In a letter to the Monitor, Alton residents Nick and Patty Diliberto also questioned the results. "In cities and towns that counted ballots by hand. . . . Obama came out the winner, 39 to 36 percent," compared with communities with machine counts, where Clinton led, they wrote. Voting machines "can be hacked into and votes can be flipped. A hand recount of all ballots might reveal a different outcome."

But speculation about the disparity in the vote counts overlooks a crucial fact, said Dante Scala, an associate professor of political science at the University of New Hampshire.

"People expected Clinton to do well in cities, blue-collar cities, many of which have these automated balloting," Scala said. "And towns, where Obama was expected to do better, do hand counts, because they don't have the electronic machines." Cities where Clinton won convincingly - such as Manchester, Somersworth, Rochester, Nashua and Berlin - all rely on electronic counting.

"The people who are espousing all these theories have no understanding of the New Hampshire electorate, so they leap on these things," Scala said.

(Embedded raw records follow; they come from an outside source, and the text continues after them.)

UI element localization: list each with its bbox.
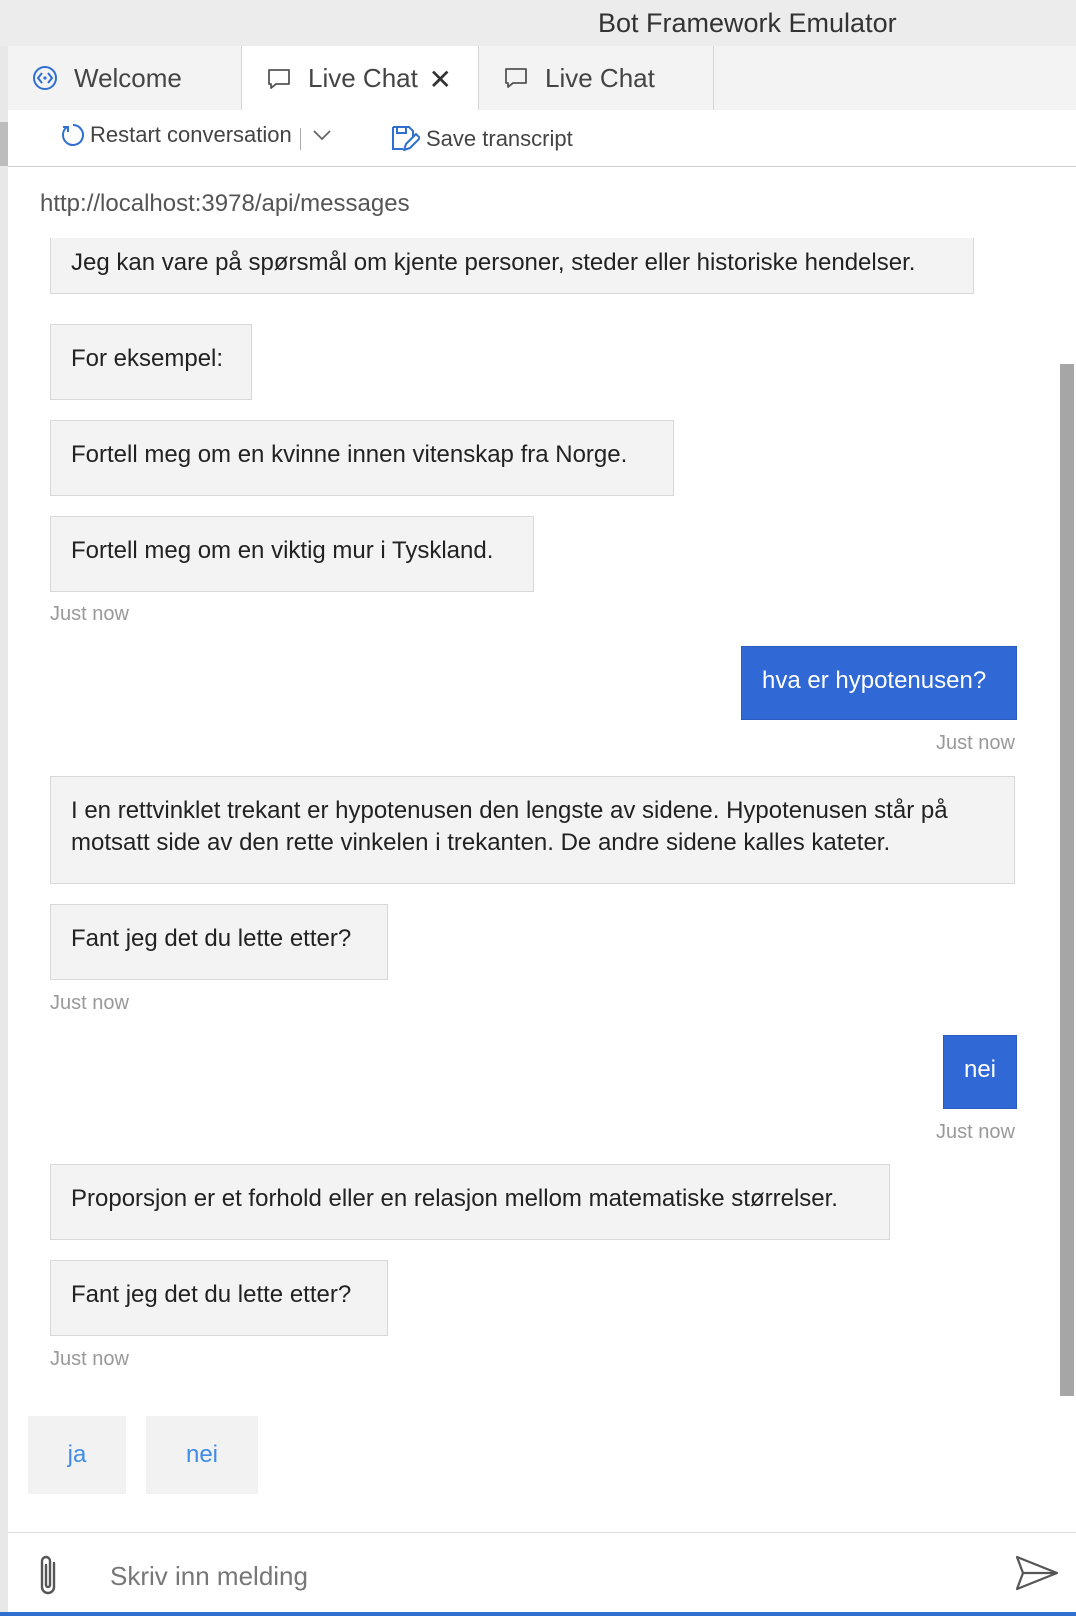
tab-welcome[interactable]: Welcome [8,46,242,110]
bot-message: For eksempel: [50,324,252,400]
toolbar-separator [300,128,301,150]
welcome-icon [32,65,58,91]
message-input-bar [8,1532,1076,1616]
save-transcript-button[interactable]: Save transcript [390,124,573,154]
message-timestamp: Just now [50,992,129,1014]
save-icon [390,124,420,154]
message-timestamp: Just now [50,603,129,625]
send-icon[interactable] [1014,1553,1060,1598]
restart-icon [60,122,86,148]
left-rail [0,46,8,1616]
user-message: nei [943,1035,1017,1109]
user-message: hva er hypotenusen? [741,646,1017,720]
paperclip-icon[interactable] [34,1551,64,1604]
close-icon[interactable]: ✕ [429,63,452,96]
message-input[interactable] [108,1553,972,1599]
bot-message: Jeg kan vare på spørsmål om kjente perso… [50,238,974,294]
chat-bubble-icon [266,66,292,92]
emulator-window: Bot Framework Emulator Welcome Live Chat… [0,0,1076,1616]
bot-message: Fortell meg om en kvinne innen vitenskap… [50,420,674,496]
bot-message: Proporsjon er et forhold eller en relasj… [50,1164,890,1240]
bot-message: Fortell meg om en viktig mur i Tyskland. [50,516,534,592]
tab-live-chat-active[interactable]: Live Chat ✕ [242,46,479,111]
toolbar: Restart conversation Save transcript [8,110,1076,167]
suggested-action-nei[interactable]: nei [146,1416,258,1494]
tab-label: Live Chat [545,62,655,93]
chat-transcript[interactable]: Jeg kan vare på spørsmål om kjente perso… [8,238,1060,1402]
window-title: Bot Framework Emulator [598,8,897,38]
message-timestamp: Just now [50,1348,129,1370]
suggested-action-ja[interactable]: ja [28,1416,126,1494]
tab-label: Live Chat [308,63,418,93]
tab-live-chat[interactable]: Live Chat [479,46,714,110]
tab-bar: Welcome Live Chat ✕ Live Chat [8,46,1076,111]
bot-message: Fant jeg det du lette etter? [50,904,388,980]
left-rail-marker [0,122,8,166]
restart-options-dropdown[interactable] [312,128,332,142]
bot-message: Fant jeg det du lette etter? [50,1260,388,1336]
chat-bubble-icon [503,65,529,91]
title-bar: Bot Framework Emulator [0,0,1076,47]
save-label: Save transcript [426,126,573,151]
chevron-down-icon [312,128,332,142]
bot-message: I en rettvinklet trekant er hypotenusen … [50,776,1015,884]
message-timestamp: Just now [936,1121,1015,1143]
endpoint-url: http://localhost:3978/api/messages [40,190,410,217]
tab-label: Welcome [74,62,182,93]
restart-label: Restart conversation [90,122,292,147]
chat-scrollbar[interactable] [1060,364,1074,1396]
message-timestamp: Just now [936,732,1015,754]
status-line [0,1612,1076,1616]
restart-conversation-button[interactable]: Restart conversation [60,122,292,148]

He added that such recounts will only "strengthen the credibility of New Hampshire's system."

An Obama spokesman didn't return a phone call yesterday.

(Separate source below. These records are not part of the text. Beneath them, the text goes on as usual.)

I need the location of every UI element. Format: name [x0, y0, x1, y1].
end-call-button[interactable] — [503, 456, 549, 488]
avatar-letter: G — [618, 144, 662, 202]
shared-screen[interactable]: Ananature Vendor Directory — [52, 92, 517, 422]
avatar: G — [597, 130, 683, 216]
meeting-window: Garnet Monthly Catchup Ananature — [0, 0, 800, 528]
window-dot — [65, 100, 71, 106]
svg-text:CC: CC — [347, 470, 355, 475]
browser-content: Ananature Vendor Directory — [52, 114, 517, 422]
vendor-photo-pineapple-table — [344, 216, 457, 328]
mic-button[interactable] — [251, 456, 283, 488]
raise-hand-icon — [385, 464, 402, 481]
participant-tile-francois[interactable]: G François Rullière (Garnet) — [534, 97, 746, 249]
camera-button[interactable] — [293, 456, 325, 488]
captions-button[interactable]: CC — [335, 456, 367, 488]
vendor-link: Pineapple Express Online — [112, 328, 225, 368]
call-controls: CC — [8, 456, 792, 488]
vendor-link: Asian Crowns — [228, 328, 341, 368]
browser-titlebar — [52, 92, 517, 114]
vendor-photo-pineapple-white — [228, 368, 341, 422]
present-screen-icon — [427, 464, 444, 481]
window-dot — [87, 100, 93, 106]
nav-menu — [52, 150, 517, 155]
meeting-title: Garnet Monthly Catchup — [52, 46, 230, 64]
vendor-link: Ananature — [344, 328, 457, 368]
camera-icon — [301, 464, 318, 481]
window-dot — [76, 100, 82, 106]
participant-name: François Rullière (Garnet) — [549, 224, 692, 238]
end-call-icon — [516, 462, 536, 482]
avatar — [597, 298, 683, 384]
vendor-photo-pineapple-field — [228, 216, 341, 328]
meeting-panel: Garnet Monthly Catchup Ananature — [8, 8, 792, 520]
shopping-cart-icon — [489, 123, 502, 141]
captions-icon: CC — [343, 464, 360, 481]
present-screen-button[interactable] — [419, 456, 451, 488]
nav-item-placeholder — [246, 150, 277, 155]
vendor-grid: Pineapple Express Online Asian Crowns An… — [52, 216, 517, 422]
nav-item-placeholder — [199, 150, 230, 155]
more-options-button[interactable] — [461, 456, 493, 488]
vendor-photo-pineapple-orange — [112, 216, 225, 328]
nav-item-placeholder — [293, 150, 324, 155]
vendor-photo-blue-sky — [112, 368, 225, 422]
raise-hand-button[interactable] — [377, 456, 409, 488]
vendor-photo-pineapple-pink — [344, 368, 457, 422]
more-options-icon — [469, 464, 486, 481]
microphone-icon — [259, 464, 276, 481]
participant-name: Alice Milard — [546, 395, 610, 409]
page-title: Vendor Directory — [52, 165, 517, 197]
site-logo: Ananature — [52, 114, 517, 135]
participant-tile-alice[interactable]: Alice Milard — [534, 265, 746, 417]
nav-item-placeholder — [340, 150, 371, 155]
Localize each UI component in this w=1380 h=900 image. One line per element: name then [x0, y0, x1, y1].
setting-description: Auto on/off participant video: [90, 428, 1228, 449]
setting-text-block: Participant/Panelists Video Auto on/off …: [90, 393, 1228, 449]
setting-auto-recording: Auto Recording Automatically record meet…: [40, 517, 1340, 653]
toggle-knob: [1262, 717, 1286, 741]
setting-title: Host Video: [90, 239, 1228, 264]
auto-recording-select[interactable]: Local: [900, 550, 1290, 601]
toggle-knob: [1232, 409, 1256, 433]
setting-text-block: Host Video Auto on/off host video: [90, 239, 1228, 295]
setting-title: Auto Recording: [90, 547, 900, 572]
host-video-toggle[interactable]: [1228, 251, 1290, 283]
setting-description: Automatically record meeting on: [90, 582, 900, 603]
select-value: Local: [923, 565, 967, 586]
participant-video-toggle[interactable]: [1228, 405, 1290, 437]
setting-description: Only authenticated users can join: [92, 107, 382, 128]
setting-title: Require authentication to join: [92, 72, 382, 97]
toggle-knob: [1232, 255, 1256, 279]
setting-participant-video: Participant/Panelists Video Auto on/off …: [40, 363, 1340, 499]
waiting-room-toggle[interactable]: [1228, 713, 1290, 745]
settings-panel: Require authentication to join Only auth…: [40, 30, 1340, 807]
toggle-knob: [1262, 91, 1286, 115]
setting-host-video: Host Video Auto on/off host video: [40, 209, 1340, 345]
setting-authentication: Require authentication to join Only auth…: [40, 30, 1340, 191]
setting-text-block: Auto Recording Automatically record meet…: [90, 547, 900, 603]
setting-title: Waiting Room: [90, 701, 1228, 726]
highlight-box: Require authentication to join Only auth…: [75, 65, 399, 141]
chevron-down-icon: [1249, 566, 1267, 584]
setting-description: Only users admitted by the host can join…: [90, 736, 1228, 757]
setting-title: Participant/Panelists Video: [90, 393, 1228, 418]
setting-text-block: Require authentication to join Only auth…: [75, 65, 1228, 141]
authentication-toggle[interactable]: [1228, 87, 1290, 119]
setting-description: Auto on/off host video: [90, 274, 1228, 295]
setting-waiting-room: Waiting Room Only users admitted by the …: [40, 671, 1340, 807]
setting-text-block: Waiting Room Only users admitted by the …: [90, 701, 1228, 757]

On the Republican side, the Newhouses said they were spurred to action by concerns about the integrity of Diebold voting machines plus word that some 31 votes for Paul were not at first recorded in the town of Sutton. (State officials say the votes were counted but were not originally passed on to the state due to a transcription error.)

"That's pretty huge," said Eric Newhouse, a carpenter and father of five who brought a videotape to record him handing the money over.

They hoped the recount in New Hampshire would be watched across the country.

"If we can prove something with the election voting machines in this state, we've changed this entire election," said Newhouse, who deemed the recount fee "the best money I've ever spent in my life."

Paul spokeswoman Kate Rick didn't return a phone call yesterday.

Howard said he grew concerned watching the results roll in on C-SPAN on Tuesday. With 12 percent of the precincts counted, Howard said, C-SPAN showed he had 150 votes, then 187. Suddenly, Howard said, his name disappeared and his vote total dipped down to 30.

"I was actually ahead of Alan Keyes for a while," Howard said. "That's what triggered some real emotion in me."

According to unofficial tallies, Howard won 44 votes in the primary. Keyes snagged 203.